Bankman-Fried was convicted last November on seven criminal counts of fraud and money laundering, nearly a year after his extradition from the Bahamas to New York to stand trial. Previously celebrated as a cryptocurrency guru, Bankman-Fried’s company — FTX and the hedge fund Alameda Research, in reality two communicating vessels of plunder — collapsed in November 2022, less than a year after the young executive reached the top of his game.

Evidence of his success included a Super Bowl ad, celebrity endorsements and an congressional appearance. But his fall from grace was just as fast as his meteoric rise. Last August, a federal judge revoked his home detention over alleged witness tampering, including his contact with his ex-girlfriend, Caroline Ellison, who was the former head of Alameda Research. Bankman-Fried was sent to a crowded Manhattan prison, far from the comforts of his parents’ mansion, where he had spent the first few months of his conditional release after posting $250 million in bail. His three closest associates, including his ex-partner, who chose to cooperate with the U.S. justice system, testified at the trial.

The collapse of FTX and the subsequent arrest and conviction of Bankman-Fried were seen as a warning sign in the insufficiently regulated crypto sector. Although as Damian Williams, U.S. Attorney for the Southern District of New York, pointed out after the verdict: “The crypto industry might be new but this kind of fraud, this kind of corruption, is as old as time.”

The sentence against Bankman-Fried has enshrined FTX as a paradigm of corruption. Meanwhile, cryptocurrencies continue to rise on the tails of the Bitcoin rebound.
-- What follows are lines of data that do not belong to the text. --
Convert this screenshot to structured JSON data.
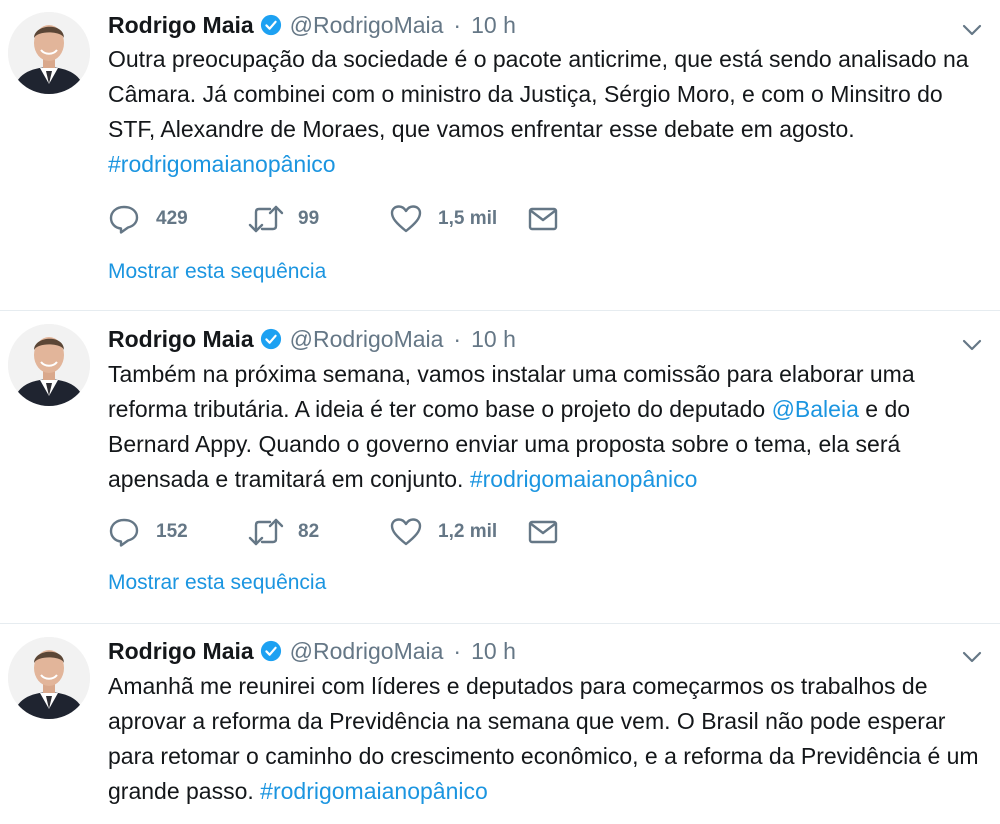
{
  "colors": {
    "link": "#1b95e0",
    "muted": "#657786",
    "text": "#14171a",
    "verified": "#1da1f2"
  },
  "icons": {
    "verified": "verified-badge-icon",
    "caret": "chevron-down-icon",
    "reply": "reply-icon",
    "retweet": "retweet-icon",
    "like": "heart-icon",
    "dm": "envelope-icon"
  },
  "tweets": [
    {
      "name": "Rodrigo Maia",
      "handle": "@RodrigoMaia",
      "separator": "·",
      "time": "10 h",
      "text_before": "Outra preocupação da sociedade é o pacote anticrime, que está sendo analisado na Câmara. Já combinei com o ministro da Justiça, Sérgio Moro, e com o Minsitro do STF, Alexandre de Moraes, que vamos enfrentar esse debate em agosto. ",
      "hashtag": "#rodrigomaianopânico",
      "replies": "429",
      "retweets": "99",
      "likes": "1,5 mil",
      "thread_link": "Mostrar esta sequência"
    },
    {
      "name": "Rodrigo Maia",
      "handle": "@RodrigoMaia",
      "separator": "·",
      "time": "10 h",
      "text_before": "Também na próxima semana, vamos instalar uma comissão para elaborar uma reforma tributária. A ideia é ter como base o projeto do deputado ",
      "mention": "@Baleia",
      "text_after": " e do Bernard Appy. Quando o governo enviar uma proposta sobre o tema, ela será apensada e tramitará em conjunto. ",
      "hashtag": "#rodrigomaianopânico",
      "replies": "152",
      "retweets": "82",
      "likes": "1,2 mil",
      "thread_link": "Mostrar esta sequência"
    },
    {
      "name": "Rodrigo Maia",
      "handle": "@RodrigoMaia",
      "separator": "·",
      "time": "10 h",
      "text_before": "Amanhã me reunirei com líderes e deputados para começarmos os trabalhos de aprovar a reforma da Previdência na semana que vem. O Brasil não pode esperar para retomar o caminho do crescimento econômico, e a reforma da Previdência é um grande passo. ",
      "hashtag": "#rodrigomaianopânico"
    }
  ]
}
The Bankman-Fried trial put the spotlight on the emerging and under-regulated cryptocurrency industry and the group of young entrepreneurs in their twenties who lived together in a luxurious mansion in the Bahamas, while dreaming of becoming the leading players in a new niche of finance.

At that time, SBF had a growing public and even political presence — he tried to gain influence in Washington by financing candidates from both parties and flirted with the idea of a possible run for the presidency. But his fortune changed and hit a definite low point when he was put on trial. Caroline Ellison, his ex-girlfriend and the prosecution’s star witness, testified that Alameda took several billion dollars of FTX clients’ money and used it for its own investments and to pay off its debt.

The money was also used to pay for the excesses of a life of luxury. According to Michael Lewis’ biography of Bankman-Fried, Going Infinite, published on the occasion of the trial, the entrepreneur was unable to name three of his lieutenants at the firm, since he hired them only to be available to sign documents any time of the day (or night).

Bankman-Fried continues to fall into even deeper disrepute, judging by the harsh criticisms of John Ray, who was appointed CEO of FTX after its collapse. In papers filed last week for bankruptcy, the CEO claimed that Bankman-Fried had misrepresented the company’s recent statements about its ability to repay customers in the event of bankruptcy, going so far as to assert that the harm to FTX’s customers, lenders and investors was “zero.”

“All of these statements are both reckless and false,” Ray wrote. He added: “The best conceivable outcome in the Chapter 11 proceedings will not yield a true, full economic recovery by all creditors and non-insider equity investors as if the fraud never happened.”

According to Ray, Bankman-Fried made those “reckless and false” statements to defend his call for a lighter prison sentence. Ray also wrote a letter to Judge Kaplan, claiming that Bankman-Fried’s claim that customers, lenders and investors were not harmed by his unhinged management was radically false and that the convicted man was living a “life of delusion.” “The ‘business’ he left on November 11, 2022 [when FTX collapsed] was neither solvent nor safe. Vast sums of money were stolen by Mr. Bankman-Fried, and he was rightly convicted by a jury of his peers,” Ray wrote.

According to Ray, the fact that the bankruptcy code dictates that each of the victims’ claims must be valued retrospectively, backdated to November 11, 2022, when the value of cryptocurrencies was 400% lower than it is today, further compounds Bankman-Fried’s false statements — or delusion.